Simple Analysis of new producer source code in Kafka 0.8.1

Source: Internet
Author: User

1. Background

Recently, due to project requirements, Kafka's producer needs to be used. However, for C ++, Kafka is not officially supported.

On the official Kafka website, you can find the 0.8.x client. The client that can be used has a C-version client.
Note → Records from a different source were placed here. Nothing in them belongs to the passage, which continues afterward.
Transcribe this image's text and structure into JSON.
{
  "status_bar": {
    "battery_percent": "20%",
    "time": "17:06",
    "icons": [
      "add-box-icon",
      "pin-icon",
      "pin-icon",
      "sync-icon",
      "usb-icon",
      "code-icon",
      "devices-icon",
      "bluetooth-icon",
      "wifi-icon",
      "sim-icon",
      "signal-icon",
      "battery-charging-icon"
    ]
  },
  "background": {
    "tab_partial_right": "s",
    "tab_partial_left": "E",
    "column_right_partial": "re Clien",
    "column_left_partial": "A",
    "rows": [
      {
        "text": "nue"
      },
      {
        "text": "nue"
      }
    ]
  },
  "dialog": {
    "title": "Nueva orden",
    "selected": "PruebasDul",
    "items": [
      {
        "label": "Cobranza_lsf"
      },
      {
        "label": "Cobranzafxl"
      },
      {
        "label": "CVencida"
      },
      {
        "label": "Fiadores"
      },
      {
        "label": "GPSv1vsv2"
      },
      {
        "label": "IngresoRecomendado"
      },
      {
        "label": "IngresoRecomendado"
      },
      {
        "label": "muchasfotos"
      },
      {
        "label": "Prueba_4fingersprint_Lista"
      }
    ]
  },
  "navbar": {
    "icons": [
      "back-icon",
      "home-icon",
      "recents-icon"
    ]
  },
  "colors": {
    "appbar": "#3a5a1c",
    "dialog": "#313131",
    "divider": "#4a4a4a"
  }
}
Although the client is still active, there are still many code problems and the support for C ++ is not very good.

There is also the C ++ version. Although the client is designed according to the idea of C ++, it was last updated on January 1, December 19, 2013 and has not been updated for a long time.

I have learned from the official website that Kafka authors are not satisfied with the existing producer and consumer designs. They intend to release a new producer and consumer in Kafka 0.9.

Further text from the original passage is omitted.